School of Medicine, Regenerative Medicine Institute, Biomedical Science Building BMS-1021, National University of Ireland Galway, Dangan, Ireland.
Physiology and Cellular Physiology Research Laboratory, School of Medicine, CÚRAM SFI Centre for Research in Medical Devices, National University of Ireland (NUI), Galway, Ireland.
BMC Neurosci. 2021 Sep 15;22(1):56. doi: 10.1186/s12868-021-00661-0.

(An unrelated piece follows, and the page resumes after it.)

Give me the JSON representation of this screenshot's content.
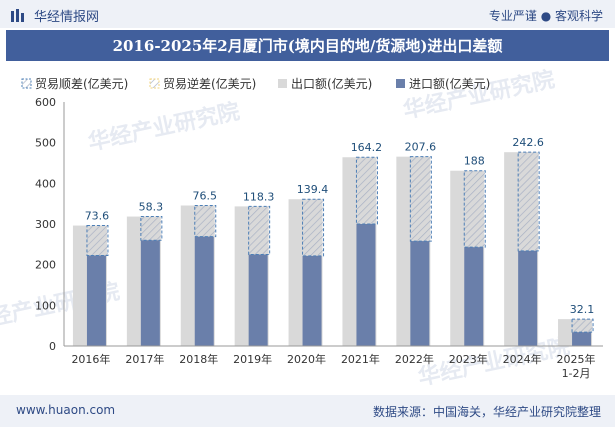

NRXN1 deletions are identified as one of major rare risk factors for autism spectrum disorder (ASD) and other neurodevelopmental disorders. ASD has 30% co-morbidity with epilepsy, and the latter is associated with excessive neuronal firing. NRXN1 encodes hundreds of presynaptic neuro-adhesion proteins categorized as NRXN1α/β/γ. Previous studies on cultured cells show that the short NRXN1β primarily exerts excitation effect, whereas the long NRXN1α which is more commonly deleted in patients involves in both excitation and inhibition. However, patient-derived models are essential for understanding functional consequences of NRXN1α deletions in human neurons. We recently derived induced pluripotent stem cells (iPSCs) from five controls and three ASD patients carrying NRXN1α and showed increased calcium transients in patient neurons.
In this study we investigated the electrophysiological properties of iPSC-derived cortical neurons in control and ASD patients carrying NRXN1α using patch clamping. Whole genome RNA sequencing was carried out to further understand the potential underlying molecular mechanism.
NRXN1α cortical neurons were shown to display larger sodium currents, higher AP amplitude and accelerated depolarization time. RNASeq analyses revealed transcriptomic changes with significant upregulation glutamatergic synapse and ion channels/transporter activity including voltage-gated potassium channels (GRIN1, GRIN3B, SLC17A6, CACNG3, CACNA1A, SHANK1), which are likely to couple with the increased excitability in NRXN1α cortical neurons.
Together with recent evidence of increased calcium transients, our results showed that human NRXN1α isoform deletions altered neuronal excitability and non-synaptic function, and NRXN1α patient iPSCs may be used as an ASD model for therapeutic development with calcium transients and excitability as readouts.
NRXN1 缺失被认为是自闭症谱系障碍 (ASD) 和其他神经发育障碍的主要罕见风险因素之一。ASD 有 30%与癫痫共病,后者与过度神经元放电有关。NRXN1 编码数百种分类为 NRXN1α/β/γ 的突触前神经粘附蛋白。之前在培养细胞上的研究表明,短 NRXN1β 主要发挥兴奋作用,而长 NRXN1α 在患者中更常见缺失,涉及兴奋和抑制作用。然而,患者衍生模型对于理解 NRXN1α 缺失在人类神经元中的功能后果至关重要。我们最近从五名对照和三名携带 NRXN1α 的 ASD 患者中获得诱导多能干细胞 (iPSC),并显示患者神经元中的钙瞬变增加。
在这项研究中,我们使用膜片钳技术研究了携带 NRXN1α 的对照和 ASD 患者来源的 iPSC 衍生皮质神经元的电生理特性。进行全基因组 RNA 测序以进一步了解潜在的分子机制。
NRXN1α 皮质神经元显示出更大的钠电流、更高的 AP 幅度和更快的去极化时间。RNASeq 分析显示转录组发生变化,谷氨酸能突触和离子通道/转运体活性显著上调,包括电压门控钾通道 (GRIN1、GRIN3B、SLC17A6、CACNG3、CACNA1A、SHANK1),这可能与 NRXN1α 皮质神经元的兴奋性增加有关。
结合最近钙瞬变增加的证据,我们的结果表明,人类 NRXN1α 异构体缺失改变了神经元的兴奋性和非突触功能,NRXN1α 患者 iPSC 可能作为 ASD 模型用于治疗开发,以钙瞬变和兴奋性作为读出。